Will technology cause society to collapse in 30 years? This former Facebook exec says yes
Antonio Martinez was interviewed in a tepee after brandishing a machine gun.
With smartphones in our hands and self-driving cars sitting in our driveways, the human race will spiral into revolt, despair and conflict as artificial intelligence (AI) and robot technology completely destroy the job markets. These are the predictions ofa former Silicon Valley executive.
Antonio García Martinez, a former product manager at social giant Facebook, left his position in 2015 and now lives in a remote part of the US as a self-described recluse. He traded in his computers for a tepee, a compost toilet and some assault rifles.
His life was highlighted in the BBC's Secrets of Silicon Valley documentary, which aired on Sunday 6 August.
Martinez had some warnings for the general public – or "normies" – saying that within 30 years disruptive technology will impact upon employment.
He said: "Every time I meet someone from outside Silicon Valley – a normie – I can think of 10 companies that are working madly to put that person out of a job.
"If the world really does end, there aren't going to be many places to run. Within 30 years, half of humanity won't have a job. It could get ugly. There could be a revolution. I've seen what the world will look like in five to 10 years.
"You may not believe it but it's coming, and it's coming in the form of a self-driving truck that's going to run over the economy.
"There are 300 million guns in this country, one for every man, woman and child, and they're mostly in the hands of those who are getting economically displaced. There could be a revolt."
Martinez said that "not enough" technologists were speaking out to warn the public.
He added: "You don't realise it but we're in a race between technology and politics, and technologists are winning. They're way ahead. They will destroy jobs and disrupt economies way before we even react to them and we really should be thinking is about that."
The host of the documentary, Jamie Bartlett of the Centre for the Analysis of Social Media, wrote on Mashable: "Thanks to Blade Runner, Terminator, Ex Machina and the rest, 'artificial intelligence' is now synonymous with sentient robots taking our jobs, our women, or our lives. Forget all that.
"The AI revolution comes in the less sexy form of machine learning algorithms, which essentially means giving a machine lots of examples from which it can learn how to mimic human behaviour.
"It relies on data to improve, which creates a powerful feedback loop: more data fed in makes it smarter, which allows it to make more sense of any new data, which makes it smarter, and on and on and on. There will be a few lucrative tech jobs at the top of the market, but many of the middling jobs – trucking, manufacturing – will wither away."

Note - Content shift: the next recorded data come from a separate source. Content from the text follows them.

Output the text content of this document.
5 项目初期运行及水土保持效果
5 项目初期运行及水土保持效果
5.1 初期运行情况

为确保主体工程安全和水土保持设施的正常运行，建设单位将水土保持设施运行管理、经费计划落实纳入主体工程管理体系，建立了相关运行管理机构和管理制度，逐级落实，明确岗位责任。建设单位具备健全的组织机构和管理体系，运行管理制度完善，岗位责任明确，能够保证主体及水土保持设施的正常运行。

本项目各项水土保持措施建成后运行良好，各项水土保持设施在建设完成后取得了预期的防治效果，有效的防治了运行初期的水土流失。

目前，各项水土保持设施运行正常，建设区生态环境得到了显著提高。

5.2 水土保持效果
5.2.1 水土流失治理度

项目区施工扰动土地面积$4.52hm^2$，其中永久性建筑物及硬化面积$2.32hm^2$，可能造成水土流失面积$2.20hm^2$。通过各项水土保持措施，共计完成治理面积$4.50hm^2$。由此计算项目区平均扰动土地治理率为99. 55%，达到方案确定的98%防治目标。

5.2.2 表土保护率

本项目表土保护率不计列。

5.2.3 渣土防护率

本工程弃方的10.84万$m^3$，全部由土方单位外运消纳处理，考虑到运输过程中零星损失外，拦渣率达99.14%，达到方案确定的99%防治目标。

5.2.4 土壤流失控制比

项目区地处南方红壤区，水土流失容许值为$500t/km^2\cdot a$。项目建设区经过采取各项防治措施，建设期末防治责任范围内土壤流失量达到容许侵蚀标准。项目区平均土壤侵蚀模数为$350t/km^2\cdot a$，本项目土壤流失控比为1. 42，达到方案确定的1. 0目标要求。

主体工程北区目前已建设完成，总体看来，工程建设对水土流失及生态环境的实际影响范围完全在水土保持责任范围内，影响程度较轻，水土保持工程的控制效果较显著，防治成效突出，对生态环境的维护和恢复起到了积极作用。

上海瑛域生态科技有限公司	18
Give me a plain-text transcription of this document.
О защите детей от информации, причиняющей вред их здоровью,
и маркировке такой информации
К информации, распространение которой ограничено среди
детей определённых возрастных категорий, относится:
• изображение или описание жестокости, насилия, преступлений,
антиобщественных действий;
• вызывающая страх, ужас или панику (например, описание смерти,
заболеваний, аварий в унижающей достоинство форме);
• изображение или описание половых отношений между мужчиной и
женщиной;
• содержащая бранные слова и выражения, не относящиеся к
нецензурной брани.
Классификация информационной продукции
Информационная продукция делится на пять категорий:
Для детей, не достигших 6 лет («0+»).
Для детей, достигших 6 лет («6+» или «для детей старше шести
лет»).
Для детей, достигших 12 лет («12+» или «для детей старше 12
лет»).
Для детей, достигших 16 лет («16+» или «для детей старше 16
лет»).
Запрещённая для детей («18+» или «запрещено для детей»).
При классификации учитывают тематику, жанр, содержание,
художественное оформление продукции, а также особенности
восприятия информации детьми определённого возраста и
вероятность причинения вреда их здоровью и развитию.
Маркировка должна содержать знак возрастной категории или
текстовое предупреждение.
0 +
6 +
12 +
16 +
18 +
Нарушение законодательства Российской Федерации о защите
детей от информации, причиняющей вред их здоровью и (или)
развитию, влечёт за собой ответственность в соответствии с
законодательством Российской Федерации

Martinez is far from the only Silicon Valley figure to warn about how humanity's future could be impacted by the rapid advance of technology.
Back in July, SpaceX and Tesla chief Elon Musk voiced concerns that the very "existence of civilisation" could be at risk. "I have exposure to the most cutting edge AI, and I think people should be really concerned," Musk warned at the time in the headline-grabbing quote.
But not everyone was convinced, with others seeking to dispel notions of a dystopian future. Mark Zuckerberg, the head of Facebook, slammed his peers in a live-streamed video on 23 July. He said it was "irresponsible" for unfounded predictions about AI to be made without evidence.
"With AI especially, I am really optimistic," Zuckerberg said during the casual recording. "And I think people who are naysayers and try to drum up these doomsday scenarios, I just, I don't understand it. It's really negative and in some ways I actually think it is pretty irresponsible."
Only two days later, Musk hit back via Twitter. "I've talked to Mark about this," he wrote. "His understanding of the subject is limited."
The biggest unknown is the impact that automation will have on society – but some of the more level-headed experts have said that the effects won't be as nightmarish as many predict. In March 2017, a report from PWC found that in some cases "the nature of jobs will change rather than disappear".
John Hawksworth, a chief economist at PwC, said: "Just because it is technically feasible to replace a human worker with a robot, doesn't mean it's economically attractive to do so.
"Levels of automation will depend on the relative cost and productivity of robots compared to human workers in carrying out different types of tasks.
"We expect this balance to shift in favour of robots over time, but there should still be many areas where humans retain a comparative advantage."
However Jeremy Howard, a specialist in deep learning, told the BBC: "People aren't scared enough. They're saying 'don't worry about it, there will always be more jobs'.
"It's founded on this purely historical thing of there has been a revolution before, it was called the Industrial Revolution, and after it there were still enough jobs, therefore this new, totally different, totally unrelated revolution will also have enough jobs.
"It's a ludicrously short-sighted, meaningless argument that incredibly smart people are making."